GreenPower Motor Company (TSE: GPV) (NASDAQ: GP) is a manufacturer and distributor of all-electric buses. The company offers electric-powered transit buses that deploy electric drive and battery technologies with a lightweight chassis and low-floor body.

Earnings Continue to Disappoint

The company recently reported earnings for its fourth quarter of Fiscal Year 2022. Earnings per share came in at -$0.19, which was very much below analysts’ consensus estimate of -$0.03. In the past nine quarters, GreenPower has missed estimates each time.

In addition, sales decreased 1.46% year-over-year, with revenue hitting $4.314 million compared to $4.378 million. It appears that the revenue decline was primarily attributed to purchase decisions that were put on hold as customers awaited federal funding.

Unfortunately, GreenPower’s gross profit was almost cut in half, which means that the company wasn’t able to maintain its profitability despite relatively flat revenue.

Indeed, its gross profit margin contracted from 26.7% to 13.8%. The stock opened about 2.4% lower today, but it finished the day unchanged, recovering its losses.

Insider Activity is Bearish

When looking at insider activity, there doesn’t seem to be a lot of confidence from within. There has been much more selling than buying, even as the price fell. This suggests that insiders don’t believe the stock is undervalued yet.

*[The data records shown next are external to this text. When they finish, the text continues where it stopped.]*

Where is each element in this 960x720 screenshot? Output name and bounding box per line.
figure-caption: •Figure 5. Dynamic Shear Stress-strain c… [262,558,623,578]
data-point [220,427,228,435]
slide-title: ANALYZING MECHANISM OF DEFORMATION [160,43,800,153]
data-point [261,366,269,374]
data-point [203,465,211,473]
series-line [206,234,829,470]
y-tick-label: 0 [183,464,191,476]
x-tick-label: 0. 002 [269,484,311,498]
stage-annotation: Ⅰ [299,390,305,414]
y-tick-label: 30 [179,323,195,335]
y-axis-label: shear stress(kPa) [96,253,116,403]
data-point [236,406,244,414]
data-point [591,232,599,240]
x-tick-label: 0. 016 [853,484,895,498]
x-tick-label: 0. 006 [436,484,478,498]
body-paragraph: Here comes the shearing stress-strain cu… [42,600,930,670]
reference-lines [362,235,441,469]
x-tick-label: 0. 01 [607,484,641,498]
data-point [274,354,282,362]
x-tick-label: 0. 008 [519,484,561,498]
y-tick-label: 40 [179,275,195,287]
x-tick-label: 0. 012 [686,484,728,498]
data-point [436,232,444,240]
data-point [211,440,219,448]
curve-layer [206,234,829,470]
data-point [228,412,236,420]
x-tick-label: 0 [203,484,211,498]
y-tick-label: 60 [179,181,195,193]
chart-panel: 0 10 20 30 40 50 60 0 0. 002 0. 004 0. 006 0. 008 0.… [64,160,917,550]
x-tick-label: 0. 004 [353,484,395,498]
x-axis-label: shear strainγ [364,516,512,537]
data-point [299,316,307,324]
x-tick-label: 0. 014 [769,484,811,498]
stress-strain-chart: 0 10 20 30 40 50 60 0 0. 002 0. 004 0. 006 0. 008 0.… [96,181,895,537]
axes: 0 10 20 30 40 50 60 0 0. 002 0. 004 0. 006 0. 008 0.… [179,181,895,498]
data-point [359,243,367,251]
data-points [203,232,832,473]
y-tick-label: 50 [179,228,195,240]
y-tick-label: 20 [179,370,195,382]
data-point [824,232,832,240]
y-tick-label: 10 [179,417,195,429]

As a result, TipRanks’ Insider Confidence signal for GreenPower Motor is negative, which is below the sector’s average of neutral.

Analyst Recommendations

Analysts have not put out a recommendation within the past three months. However, five-star analyst Tate Sullivan from Maxim Group had placed a Buy rating four months ago, with a price target of $14 per share. The same can be said for 4.5-star analyst Craig Irwin from Roth Capital, who assigned a $13 price target five months ago.

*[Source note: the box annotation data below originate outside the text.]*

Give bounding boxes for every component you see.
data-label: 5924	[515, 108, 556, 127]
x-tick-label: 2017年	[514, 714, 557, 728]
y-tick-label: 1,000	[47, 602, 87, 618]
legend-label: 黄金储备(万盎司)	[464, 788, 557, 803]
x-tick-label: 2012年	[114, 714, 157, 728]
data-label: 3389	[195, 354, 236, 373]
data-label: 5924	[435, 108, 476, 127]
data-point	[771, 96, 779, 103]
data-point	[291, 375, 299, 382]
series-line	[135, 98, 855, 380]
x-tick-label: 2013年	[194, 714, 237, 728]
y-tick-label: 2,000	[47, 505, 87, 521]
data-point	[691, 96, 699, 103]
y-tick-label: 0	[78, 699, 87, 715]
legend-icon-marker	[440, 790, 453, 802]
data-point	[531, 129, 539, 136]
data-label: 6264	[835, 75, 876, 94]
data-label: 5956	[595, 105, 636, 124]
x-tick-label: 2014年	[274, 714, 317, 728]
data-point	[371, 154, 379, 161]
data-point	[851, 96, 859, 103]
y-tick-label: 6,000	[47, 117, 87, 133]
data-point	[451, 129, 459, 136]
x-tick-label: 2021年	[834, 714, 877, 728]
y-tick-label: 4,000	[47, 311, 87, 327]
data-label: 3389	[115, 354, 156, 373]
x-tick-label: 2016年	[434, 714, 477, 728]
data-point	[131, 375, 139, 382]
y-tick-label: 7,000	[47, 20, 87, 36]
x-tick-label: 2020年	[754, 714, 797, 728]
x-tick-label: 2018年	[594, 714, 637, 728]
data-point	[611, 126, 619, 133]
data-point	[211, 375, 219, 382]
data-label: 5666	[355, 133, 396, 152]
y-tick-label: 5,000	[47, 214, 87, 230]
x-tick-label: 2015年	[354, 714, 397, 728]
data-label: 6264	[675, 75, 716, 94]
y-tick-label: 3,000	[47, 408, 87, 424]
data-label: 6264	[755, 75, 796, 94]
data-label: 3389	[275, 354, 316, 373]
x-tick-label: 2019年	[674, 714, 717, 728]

Although these estimates are probably outdated, it’s worth mentioning that GreenPower Motor’s future prospects have mostly remained intact. Thus, it’s likely that an updated analyst forecast might still be higher than the current share price, which has fallen significantly in the past four to five months.

Final Thoughts

GreenPower saw a weak quarter, as its revenue slightly declined while earnings came in worse than expected. As a result, insiders don’t appear confident enough to invest additional money into the company.